Sullo spiazzo cimiteriale davanti alla chiesa parrocchiale, nessuno poteva lasciare o depositare spazzatura o cose vecchie sotto pena di cinque soldi di multa. Era possibile però deporvi pietre o legname che potessero servire per la costruzione di case.
Queste sono le uniche precise disposizioni igienico-sanitarie regolarmente codificate negli Statuti con articoli specifici; ma ve ne sono altre inserite in articoli di tenore diverso quali l'Agricoltura, l'Edilizia ed il Commercio e che sono già state trattate e commentate nel contesto.
Gli oggetti smarriti da qualcuno e ritrovati dovevano essere consegnati alla Curia del Comune, di modo che il Podestà potesse far fare pubbliche grida da leggersi in tutti i luoghi per ritrovarne il proprietario. A differenza di oggi, non vi era premio nè percentuale per coloro che consegnavano alla Curia gli oggetti ritrovati, ma vi era, per contro, la punizione severa per chi non consegnava all'autorità l'oggetto ritrovato. L'ammenda era pari al valore dell'oggetto.
L'offesa di togliere il berretto o il cappuccio di testa alle persone oppure di sfilare la spada dal fodero a qualcuno era punita con cinque soldi genovesi di multa per il cappuccio o berretto e solo due soldi per la spada.

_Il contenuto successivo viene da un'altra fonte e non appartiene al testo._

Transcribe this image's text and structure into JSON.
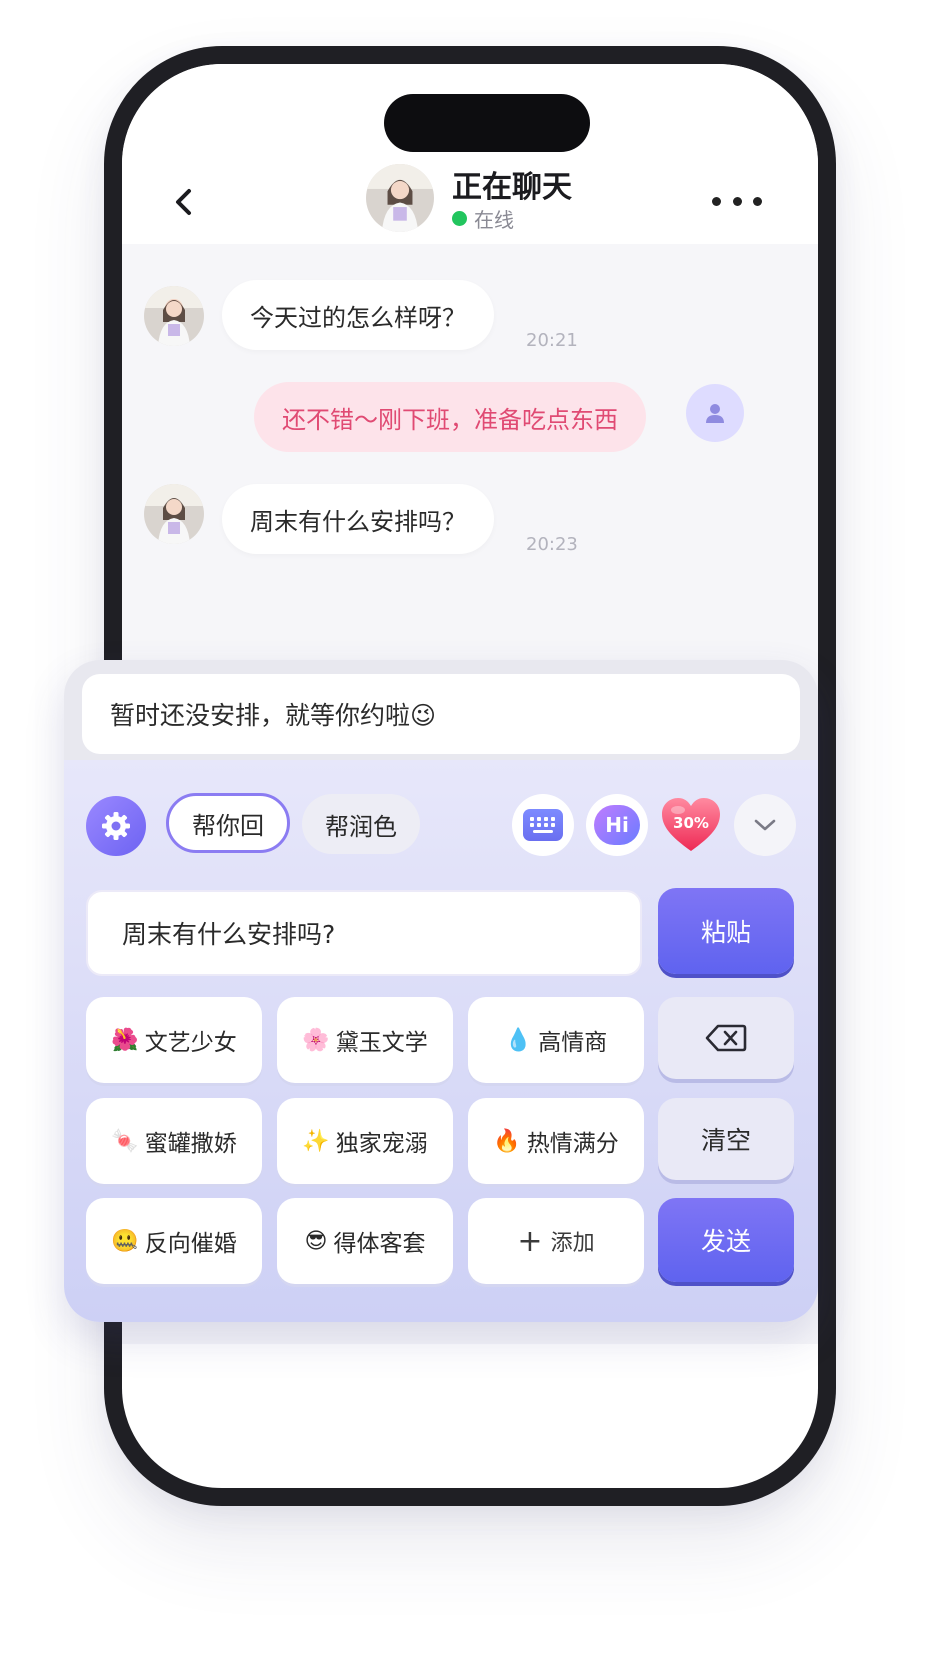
{
  "header": {
    "title": "正在聊天",
    "status": "在线"
  },
  "messages": [
    {
      "side": "in",
      "text": "今天过的怎么样呀？",
      "time": "20:21"
    },
    {
      "side": "out",
      "text": "还不错～刚下班，准备吃点东西"
    },
    {
      "side": "in",
      "text": "周末有什么安排吗？",
      "time": "20:23"
    }
  ],
  "assistant": {
    "generated_reply": "暂时还没安排，就等你约啦😉",
    "modes": [
      "帮你回",
      "帮润色"
    ],
    "active_mode": "帮你回",
    "heart_badge": "30%",
    "hi_badge": "Hi",
    "source_text": "周末有什么安排吗?",
    "paste_label": "粘贴",
    "clear_label": "清空",
    "send_label": "发送",
    "add_label": "添加",
    "styles": [
      {
        "emoji": "🌺",
        "label": "文艺少女"
      },
      {
        "emoji": "🌸",
        "label": "黛玉文学"
      },
      {
        "emoji": "💧",
        "label": "高情商"
      },
      {
        "emoji": "🍬",
        "label": "蜜罐撒娇"
      },
      {
        "emoji": "✨",
        "label": "独家宠溺"
      },
      {
        "emoji": "🔥",
        "label": "热情满分"
      },
      {
        "emoji": "🤐",
        "label": "反向催婚"
      },
      {
        "emoji": "😎",
        "label": "得体客套"
      }
    ]
  },
  "colors": {
    "accent": "#6d63f2",
    "outgoing_bubble": "#fde3ea",
    "outgoing_text": "#e04a73",
    "online": "#22c55e"
  },
  "icons": [
    "back-chevron-icon",
    "more-dots-icon",
    "user-icon",
    "gear-icon",
    "keyboard-icon",
    "hi-bubble-icon",
    "heart-icon",
    "chevron-down-icon",
    "backspace-icon",
    "plus-icon"
  ]
}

Può sembrare una incongruenza questa minore penalizzazione per un fatto che appare più grave, perchè disarmare una persona è cosa più seria di quella di cavargli il berretto, ma non si può dimenticare che in quei tempi le svariate dignità o cariche o professioni avevano una loro ben precisa distinzione nell'abbigliamento e sopratutto nel copricapo; quindi il reato consisteva non solo in una offesa morale, ma anche in una lesa dignità.